# Introduction

<div class="alert alert-warning">
<font color=black>

**What?** K-fold cross validation, grid/random search from scratch

</font>
</div>

# Import modules

In [1]:
import numpy as np
import pandas as pd

## K-Fold Cross Validation

One of the most common technique for model evaluation and model selection in machine learning practice is K-fold cross validation. The main idea behind cross-validation is that each observation in our dataset has the opportunity of being tested. K-fold cross-validation is a special case of cross-validation where we iterate over a dataset set k times. In each round, we split the dataset into $k$ parts: one part is used for validation, and the remaining $k-1$ parts are merged into a training subset for model evaluation. The figure below illustrates the process of 5-fold cross-validation:

![image.png](attachment:image.png)

We use a learning algorithm with fixed hyperparameter settings to fit models to the training folds in each iteration. In 5-fold cross-validation, this procedure will result in 5 models fitted on distinct yet partly overlapping training sets and evaluated on non-overlapping validation sets. Eventually, we compute the cross-validation performance as the arithmetic mean over the $k$ performance estimates from the validation sets. The main benefit behind this approach versus a simple train/test split is to reduce the pessimistic bias by using more training data in contrast to setting aside a relatively large portion of the dataset as test data.

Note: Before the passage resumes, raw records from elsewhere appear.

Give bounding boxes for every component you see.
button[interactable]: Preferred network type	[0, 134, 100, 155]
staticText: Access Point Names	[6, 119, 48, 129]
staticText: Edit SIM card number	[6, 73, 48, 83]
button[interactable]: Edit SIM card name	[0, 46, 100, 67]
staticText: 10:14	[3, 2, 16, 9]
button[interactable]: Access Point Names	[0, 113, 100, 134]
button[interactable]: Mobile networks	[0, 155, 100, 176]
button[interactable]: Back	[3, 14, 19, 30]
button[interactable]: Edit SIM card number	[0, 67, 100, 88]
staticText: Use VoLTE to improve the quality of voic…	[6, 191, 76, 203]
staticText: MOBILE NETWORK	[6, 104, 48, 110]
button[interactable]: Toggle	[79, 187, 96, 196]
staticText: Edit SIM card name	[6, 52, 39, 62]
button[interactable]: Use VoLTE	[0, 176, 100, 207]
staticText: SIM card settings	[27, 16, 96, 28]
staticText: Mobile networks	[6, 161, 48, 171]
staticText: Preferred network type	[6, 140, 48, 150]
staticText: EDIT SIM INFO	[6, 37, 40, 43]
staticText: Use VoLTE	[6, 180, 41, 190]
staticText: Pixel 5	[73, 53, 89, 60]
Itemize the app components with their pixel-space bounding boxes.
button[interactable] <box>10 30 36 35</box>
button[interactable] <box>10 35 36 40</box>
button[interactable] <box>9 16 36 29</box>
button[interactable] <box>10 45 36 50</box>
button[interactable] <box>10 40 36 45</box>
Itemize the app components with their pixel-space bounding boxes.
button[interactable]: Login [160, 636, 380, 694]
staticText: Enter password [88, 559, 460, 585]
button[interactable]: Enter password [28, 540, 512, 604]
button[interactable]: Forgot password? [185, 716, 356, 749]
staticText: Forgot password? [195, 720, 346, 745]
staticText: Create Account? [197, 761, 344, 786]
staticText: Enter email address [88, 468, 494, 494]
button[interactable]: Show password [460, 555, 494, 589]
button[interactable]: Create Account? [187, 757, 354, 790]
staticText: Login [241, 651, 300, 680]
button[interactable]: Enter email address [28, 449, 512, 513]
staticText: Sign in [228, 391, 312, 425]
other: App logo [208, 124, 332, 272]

The following section shows a vanilla implementation of how to generate a K-fold data split.

In [2]:
class KFolds:
    """
    K-Folds cross-validation
    Provides train/test indices to split data in train/test sets. Split
    dataset into k consecutive folds; Each fold is then used once as 
    a validation while the k - 1 remaining folds form the training set

    Parameters
    ----------
    n_splits : int
        number of folds. Must be at least 2
    
    shuffle : bool, default True
        whether to shuffle the data before splitting into batches
    
    seed : int, default 4321
        When shuffle = True, pseudo-random number generator state used for
        shuffling; this ensures reproducibility
    """
    def __init__(self, n_splits, shuffle = True, seed = 4321):
        self.seed = seed
        self.shuffle = shuffle
        self.n_splits = n_splits
        
    def split(self, X):
        """pass in the data to create train/test split for k fold"""
        # shuffle modifies indices inplace
        n_samples = X.shape[0]
        indices = np.arange(n_samples)
        if self.shuffle:
            rstate = np.random.RandomState(self.seed)
            rstate.shuffle(indices)

        for test_mask in self._iter_test_masks(n_samples, indices):
            train_index = indices[np.logical_not(test_mask)]
            test_index = indices[test_mask]
            yield train_index, test_index
        
    def _iter_test_masks(self, n_samples, indices):
        """
        create the mask for the test set, then the indices that
        are not in the test set belongs in the training set
        """
        # indicate the number of samples in each fold, and also
        # make sure the ones that are not evenly splitted also
        # gets assigned to a fold (e.g. if we do 2 fold on a
        # dataset that has 5 samples, then 1 will be left out,
        # and has to be assigned to one of the other fold)
        fold_sizes = (n_samples // self.n_splits) * np.ones(self.n_splits, dtype = np.int)
        fold_sizes[:n_samples % self.n_splits] += 1

        current = 0
        for fold_size in fold_sizes:
            start, stop = current, current + fold_size
            test_indices = indices[start:stop]
            test_mask = np.zeros(n_samples, dtype = np.bool)
            test_mask[test_indices] = True
            yield test_mask
            current = stop

In [4]:
# create some sample data
X = np.array([[1, 2], [3, 4], [1, 2], [3, 4], [5, 6]])
y = np.array([1, 2, 3, 4, 5])

kf = KFolds(n_splits = 2, shuffle = False, seed = 4312)
for train_index, test_index in kf.split(X):
    print("TRAIN:", train_index, "TEST:", test_index)
    X_train, X_test = X[train_index], X[test_index]
    y_train, y_test = y[train_index], y[test_index]
    

from sklearn.model_selection import KFold
print('\nconfirm results with scikit-learn')
kf = KFold(n_splits = 2, shuffle = False)
for train_index, test_index in kf.split(X):
    print("TRAIN:", train_index, "TEST:", test_index)
    X_train, X_test = X[train_index], X[test_index]
    y_train, y_test = y[train_index], y[test_index]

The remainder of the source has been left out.